IL&FS has a very high leverage resulting from the sizeable capital requirement across subsidiaries. As a Reserve Bank of India regulated Core Investment Company (CIC), it needs to adhere to strict leverage norms. As of March 31, 2017, the firm reported a leverage of 2.6 times of its net resources, though it was lower than 2.89 times as of March 31, 2016. One institutional investor said the plans for capital infusion and fund raising was being worked out. The management is expected to submit business plans, including monetisation of assets, in the next few weeks.
“The growth in its core business of financing could have been more considering the economic growth in the country, but it was spread across sectors,” said the official quoted above.
Prior to IL&FS, Parthasarathy cut his teeth in merchant banking and corporate banking functions at Citibank. He also has experience of working with private sector companies such as 20th Century Finance Corporation Ltd. A management graduate from the Indian Institute of Management, Ahmedabad, he holds a bachelor’s degree in science. His excellent networking and negotiating skills have helped the group identify opportunities ahead of time and swing deals in favour of IL&FS.
The best example of the latter was gaining control of Ramalinga Raju-promoted Maytas Infrastructure in 2011. After the debacle of Raju-promoted Satyam Computers due to fraud, he managed to persuade the government to hand over the control of Maytas to IL&FS, giving the group a firm foothold in infrastructure contracts, including the Gurgaon metro project.

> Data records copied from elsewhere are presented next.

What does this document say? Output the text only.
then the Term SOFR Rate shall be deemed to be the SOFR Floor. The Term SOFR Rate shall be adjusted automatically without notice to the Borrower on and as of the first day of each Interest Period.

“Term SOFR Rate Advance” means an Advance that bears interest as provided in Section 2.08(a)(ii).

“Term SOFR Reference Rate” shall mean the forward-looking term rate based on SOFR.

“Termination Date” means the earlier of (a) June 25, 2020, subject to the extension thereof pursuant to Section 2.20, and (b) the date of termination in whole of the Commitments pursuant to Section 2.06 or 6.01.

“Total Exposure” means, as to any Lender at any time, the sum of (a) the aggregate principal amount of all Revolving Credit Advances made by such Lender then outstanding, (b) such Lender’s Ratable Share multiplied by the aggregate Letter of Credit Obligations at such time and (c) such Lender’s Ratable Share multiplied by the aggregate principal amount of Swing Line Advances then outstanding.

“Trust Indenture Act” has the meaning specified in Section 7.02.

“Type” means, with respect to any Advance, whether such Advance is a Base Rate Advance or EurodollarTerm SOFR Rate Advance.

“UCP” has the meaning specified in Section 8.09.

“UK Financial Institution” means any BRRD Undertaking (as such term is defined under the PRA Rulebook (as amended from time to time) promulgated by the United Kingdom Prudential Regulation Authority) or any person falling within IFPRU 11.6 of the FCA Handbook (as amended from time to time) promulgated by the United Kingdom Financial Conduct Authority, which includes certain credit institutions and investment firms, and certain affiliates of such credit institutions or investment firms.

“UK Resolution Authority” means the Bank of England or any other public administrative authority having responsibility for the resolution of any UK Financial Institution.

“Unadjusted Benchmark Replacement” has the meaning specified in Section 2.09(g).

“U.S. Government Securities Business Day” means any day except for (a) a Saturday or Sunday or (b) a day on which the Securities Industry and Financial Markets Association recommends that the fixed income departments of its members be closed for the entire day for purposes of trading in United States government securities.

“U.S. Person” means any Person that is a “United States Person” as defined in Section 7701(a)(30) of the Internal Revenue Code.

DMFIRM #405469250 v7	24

During his tenure, IL&FS Transportation Network Ltd (ITNL) became a prominent player in the road sector, though the company had been mired in liquidity issues and capital constraint.
Four of five ITNL subsidiaries have missed payments on debt due for June, forcing rating agencies to assign a default rating. Debt worth more than Rs 28.5 billion face a default rating, while the debt riding on five projects anticipating termination stands at more than Rs 43 billion.
One top financial sector executive engaged in corporate lending said in the midst of spreading wings across business lines, there was little disaggregation of risks as an operator of business and financier of infrastructure.
At the top, he worked with a close-knit team of five highly experienced managers. This set IL&FS apart from IFCI, the other infrastructure financier, also in a financial crisis. “IL&FS is much better positioned unlike IFCI where one CEO caused all the crisis,” according to an official.
IL&FS, under Managing Director Bhargava’s chairmanship, would now have to manage stake sales in subsidiaries profitably in a timely manner, given its divestment-led business model. IL&FS’ investment portfolio remains relatively illiquid with large investments in group companies engaged in long-gestation and capital-intensive projects.